Jacob (Anton Yelchin) and Anna (Felicity Jones) fall in love quite idyllically while attending college in Los Angeles; she’s a British foreign exchange student studying journalism and media and he’s a furniture design student. They feel each other out over an awkward first coffee date, and then they listen to Paul Simon’s “Graceland,” and then the romance is on with whiskey tastings and go-kart competitions and visits to the beach. As their relationship grows more engrossing and more intense — and as their graduation date approaches — Jacob makes Anna a chair with the inscription “like crazy,” a physical manifestation of their loving each other “like crazy.” It’s all very sweet and adorable. And then it all goes to crap.
Anna, you see, decides not to return to England after graduating, instead overstaying her student visa for a few months to hang out more with Jacob. And that one decision ends up reverberating quite painfully through their lives, getting her detained when she tries to return to the U.S. again and painfully cementing them in different countries. To be together, Jacob has to visit England, since Anna can’t come back to Los Angeles. They suffer through untimely phone calls and trying to make the best of it. But soon there are jobs involved (she with a magazine, him with his own furniture studio) and other people (Anna’s flirtation with a neighbor, Jacob’s growing affection in employee Sam, played by Jennifer Lawrence) and what began as this great, riveting love story for Anna and Jacob becomes something else. Something warped, and sometimes dishonest, and sometimes passionate, and altogether different from what either of them ever expected — especially when they decide whether to end their relationship or keep it going.
Director Drake Doremus allowed for most of the film’s dialogue to be improvised, and the film benefits from that energetic freedom: Together Yelchin and Jones are simultaneously adorable and fearless. They’re cute in hipsters-in-love mode and terrifying when they fight, the manifestation of all our most cringe-worthy mistakes in love. It’s simple stuff — petty jealousies, missed opportunities — but Yelchin and Jones give their characters an exuberance that then slowly goes out, a process inherently difficult to watch. The character development is sometimes uneven (we see Anna’s family but never Jacob’s, and Anna’s ability to attract all kinds of men seems a little exaggerated) but the acting — especially Yelchin’s, whose blank gazes and slow-burn temper win in every way possible — is staggeringly good regardless. These performances aren’t as visceral as Gosling and Williams were in “Blue Valentine,” but they don’t need to be — the heartache fading away into listlessness is powerful enough.

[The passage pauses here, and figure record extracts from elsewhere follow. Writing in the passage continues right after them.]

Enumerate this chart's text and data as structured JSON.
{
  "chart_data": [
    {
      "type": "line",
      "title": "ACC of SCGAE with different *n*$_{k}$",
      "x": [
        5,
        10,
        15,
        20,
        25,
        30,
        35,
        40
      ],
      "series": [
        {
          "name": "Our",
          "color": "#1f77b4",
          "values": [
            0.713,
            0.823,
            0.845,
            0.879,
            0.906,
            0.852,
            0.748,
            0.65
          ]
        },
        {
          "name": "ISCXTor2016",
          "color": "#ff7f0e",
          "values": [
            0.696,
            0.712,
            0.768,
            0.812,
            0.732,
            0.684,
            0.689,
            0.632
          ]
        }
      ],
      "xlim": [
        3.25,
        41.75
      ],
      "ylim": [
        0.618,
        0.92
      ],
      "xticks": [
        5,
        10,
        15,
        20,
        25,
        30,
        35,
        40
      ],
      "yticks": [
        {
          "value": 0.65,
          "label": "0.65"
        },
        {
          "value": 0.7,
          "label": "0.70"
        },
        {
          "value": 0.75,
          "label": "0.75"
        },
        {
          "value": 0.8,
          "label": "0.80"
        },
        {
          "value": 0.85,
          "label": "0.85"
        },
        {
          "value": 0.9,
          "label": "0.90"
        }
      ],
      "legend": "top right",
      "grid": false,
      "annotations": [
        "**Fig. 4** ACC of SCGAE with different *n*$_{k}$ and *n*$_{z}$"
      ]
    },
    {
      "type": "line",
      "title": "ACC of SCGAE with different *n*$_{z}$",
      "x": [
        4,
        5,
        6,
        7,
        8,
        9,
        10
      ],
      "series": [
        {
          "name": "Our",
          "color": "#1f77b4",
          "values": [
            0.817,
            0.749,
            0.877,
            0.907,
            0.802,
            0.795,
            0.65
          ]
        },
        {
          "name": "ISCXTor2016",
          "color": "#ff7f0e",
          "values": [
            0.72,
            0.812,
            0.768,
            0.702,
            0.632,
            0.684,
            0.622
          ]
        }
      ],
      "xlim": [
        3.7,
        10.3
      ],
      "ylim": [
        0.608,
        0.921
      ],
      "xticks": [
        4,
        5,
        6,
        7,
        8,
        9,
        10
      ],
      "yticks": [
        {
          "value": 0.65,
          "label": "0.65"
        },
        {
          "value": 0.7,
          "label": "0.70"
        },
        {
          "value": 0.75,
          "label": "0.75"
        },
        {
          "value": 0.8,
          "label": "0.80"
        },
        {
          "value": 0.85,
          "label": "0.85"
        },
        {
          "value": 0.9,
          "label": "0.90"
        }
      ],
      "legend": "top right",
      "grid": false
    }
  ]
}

Before their relationship so fantastically begins its descent downward, Anna asks Jacob, “Who knows what we’re gonna do when we leave?” It’s the kind of question that every student has asked before graduating from any kind of academic institution and also the yearning, indefinable desire that every young relationship strives to veer away from answering. What happens when we leave the comfort of new love? What happens if it doesn’t work out? In “Like Crazy,” the result may be a smack in every Hallmark card’s face, but the film’s honesty doubles as honorable integrity. You don’t always get what you want, but with “Like Crazy,” at least you understand why you don’t.